I am wondering if any of you had a similar experience and what to expect.
I have been diagnosed with a benign tumor 1 year ago in February. I felt a strange sensation in my head and basically asked my Primary Care Physician for a mri. Suprisingly we found a mass 18 x 15 x 17 mm at the right parietal frontal lobe vertex. It seems to be a meningioma and I just had my yearly scan and it is unchanged. 2-3 months ago I started working out and noticed that I was so aggressive afterwards. I brushed it off and then when I worked out at the gym again 1 week ago I experienced even more aggression. It was like my personality was changing. I even got into a fight with my sister and a neighbor I knew something was off since my taste was changing a bit. Now I have not had symptoms my neurosurgent told me about. These symptoms would have been on my left side of my body but I didn't get them or I don't know since I have tendenitis at times from carrying my toddler. But since 2-3 days I feel dizzy at times, and I am forgetting some things or what I wanted to say. Also I am feeling a distinct pressure around my right side of the brain which is moving toward my eye. I checked with my neurosurgent who referred me to her psychiatrist and she put me on depakote. This anti seizure medication is supposed to help me and I just started to be on it. She also recommended for now to stop working out. I am a single mother who is going through a divorce process and solely financially responsible for my child. I am trying to figure out if anybody had similar experiences and what I may or should expect. I will continue the route with the psychiatrist and keep my neurosurgent involved as well. I hope this makes all sense. I thought that this benign tumor will not be affecting my life but I see that it does. My main concern is my 2 year old daughter. I should mention that surgery was not suggested and if I would do this at one point..meaning if my tumor would grow..it would be a recovery time of around 3 months.
Thank You very much.
Thanks for continuing to keep me in your thoughts. I am glad I have a little time to get things sorted out. I'm getting a trusted person to pay my bills with access to my bank account for when my disability check goes in (VERY TRUSTED 15 year old wonderful person I trust with my life). My kids are already figured out which worked out I guess in this situation. I just have to think about where Im gonna go so I wont be home alone afterwards being that I have no one else in my home but the cat.
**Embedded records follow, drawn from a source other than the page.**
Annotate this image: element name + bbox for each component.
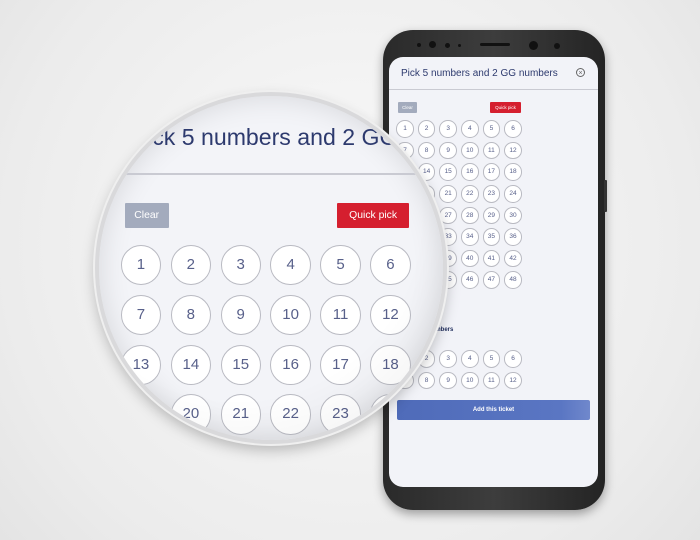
number-ball-12[interactable]: 12 [504,141,522,160]
number-ball-36[interactable]: 36 [504,228,522,246]
number-ball-1[interactable]: 1 [120,244,162,286]
number-ball-11[interactable]: 11 [482,141,501,160]
number-ball-5[interactable]: 5 [482,120,501,138]
number-ball-24[interactable]: 24 [370,394,411,435]
number-ball-35[interactable]: 35 [482,228,501,246]
sensor-icon [417,43,421,47]
number-ball-42[interactable]: 42 [504,249,522,268]
divider [389,89,598,90]
sensor-icon [554,43,560,49]
gg-number-ball-3[interactable]: 3 [439,350,457,368]
number-ball-18[interactable]: 18 [370,344,411,385]
quick-pick-button[interactable]: Quick pick [490,102,521,113]
clear-button[interactable]: Clear [398,102,417,113]
number-ball-23[interactable]: 23 [320,394,361,435]
number-ball-23[interactable]: 23 [482,185,501,203]
modal-title: Pick 5 numbers and 2 GG numbers [401,68,558,79]
quick-pick-button[interactable]: Quick pick [337,202,409,229]
number-ball-10[interactable]: 10 [461,141,479,160]
number-ball-11[interactable]: 11 [320,294,361,336]
number-ball-30[interactable]: 30 [504,206,522,225]
number-ball-17[interactable]: 17 [482,163,501,181]
number-ball-12[interactable]: 12 [370,294,411,336]
number-ball-15[interactable]: 15 [220,344,261,385]
sensor-icon [458,44,461,47]
gg-number-ball-8[interactable]: 8 [417,371,436,390]
number-ball-4[interactable]: 4 [270,244,311,286]
number-ball-3[interactable]: 3 [220,244,261,286]
number-ball-48[interactable]: 48 [504,271,522,289]
close-icon[interactable]: × [576,68,585,77]
number-ball-7[interactable]: 7 [120,294,162,336]
number-ball-47[interactable]: 47 [482,271,501,289]
number-ball-22[interactable]: 22 [461,185,479,203]
number-ball-40[interactable]: 40 [461,249,479,268]
phone-side-button [604,180,607,212]
number-ball-19[interactable]: 19 [120,394,162,435]
number-ball-4[interactable]: 4 [461,120,479,138]
number-ball-29[interactable]: 29 [482,206,501,225]
number-ball-16[interactable]: 16 [270,344,311,385]
number-ball-9[interactable]: 9 [220,294,261,336]
number-ball-10[interactable]: 10 [270,294,311,336]
gg-number-ball-9[interactable]: 9 [439,371,457,390]
camera-icon [429,41,436,48]
gg-number-ball-12[interactable]: 12 [504,371,522,390]
gg-number-ball-11[interactable]: 11 [482,371,501,390]
number-ball-22[interactable]: 22 [270,394,311,435]
number-ball-6[interactable]: 6 [504,120,522,138]
number-ball-8[interactable]: 8 [170,294,212,336]
number-ball-6[interactable]: 6 [370,244,411,286]
sensor-icon [445,43,450,48]
number-ball-34[interactable]: 34 [461,228,479,246]
number-ball-24[interactable]: 24 [504,185,522,203]
clear-button[interactable]: Clear [124,202,169,229]
gg-number-ball-5[interactable]: 5 [482,350,501,368]
gg-number-ball-10[interactable]: 10 [461,371,479,390]
number-ball-14[interactable]: 14 [170,344,212,385]
number-ball-2[interactable]: 2 [170,244,212,286]
front-camera-icon [529,41,538,50]
divider [103,172,443,175]
number-ball-20[interactable]: 20 [170,394,212,435]
number-ball-27[interactable]: 27 [439,206,457,225]
number-ball-18[interactable]: 18 [504,163,522,181]
gg-number-ball-6[interactable]: 6 [504,350,522,368]
number-ball-13[interactable]: 13 [120,344,162,385]
speaker-grille [480,43,510,46]
add-ticket-button[interactable]: Add this ticket [397,400,590,420]
number-ball-46[interactable]: 46 [461,271,479,289]
number-ball-41[interactable]: 41 [482,249,501,268]
number-ball-28[interactable]: 28 [461,206,479,225]
number-ball-5[interactable]: 5 [320,244,361,286]
number-ball-16[interactable]: 16 [461,163,479,181]
magnifier: Pick 5 numbers and 2 GG numbers×ClearQui… [95,92,447,444]
number-ball-21[interactable]: 21 [439,185,457,203]
number-ball-21[interactable]: 21 [220,394,261,435]
number-ball-17[interactable]: 17 [320,344,361,385]
modal-title: Pick 5 numbers and 2 GG numbers [131,123,447,150]
gg-number-ball-4[interactable]: 4 [461,350,479,368]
And I still am not sure what to do about the cat. Doc gave me some extra feel good meds that have me seriously messed up. The pain is there, but Im not quite so pissed about it?? Nothing I could take long term though...too addictive.
I REALLY hope you give the home remedy a try and get the best mixture for you.
I am sorry you guys but I have to share thismight be TMI...As we know, I have been very lonely lately, almost to the point of emotional dust. I had to opportunity to be loved last night (not the three letter word) and it was the most awesome, weird, different experience I have ever had in my life. I could feel and see every bit of energy. I could see the energy in color in my head and surrounding he and I. No I was not on drugs. My pain meds. I have not done anything like this since Alfred (my tumor) and I have never experienced anything like it before (not on any drug that I have ever done) Hey, Im 38 not gonna pretend to be perfect. Haven't done drugs in a very long long time I dont even know the stuff people are doing nowadays. Anyway. I care deeply for the person and I let him know that I needed human connection or I was just emotionally become dead and I did not know if I would get it back. He has always cared about so it wasn't someone I pulled off the street. Again, I will say, I have never ever ever experienced anything like this in my entire life. There were so many colors and so much energy. It felt like forever but only a couple of hours had past. It actually felt like a lifetime. I saw deep colors, brilliant colors and those more subdued like peach and lilac. I do not understand this and I cannot explain it. Could it be Alfred?? or am I just crazy?
Wow! That sounds amazing. I used to do a class of Healing with Energy back when I used to live in Amsterdam. The class teaches how to read the Aura but honestly I was never lucky enough to see colors. I have no idea if it is your tumor, physical exhaustion or just plainly love you needed and deserved for a long time. I don't think your crazy either. Maybe it is was divine intervention letting you know that it will be ok..no idea. But at any rate thank you so much for sharing your wonderful experience. I did get your message but I think it is too late to call back. I have a cold and can't sleep so I am working away since I missed part of the day yesterday. I usually go to sleep with my daughter around 10pm since she has been having nightmares lately. She is only 2 1/2 years old and her imaginary senses have kicked in. So precious. Talk to you soon. Can't wait to hear more about it!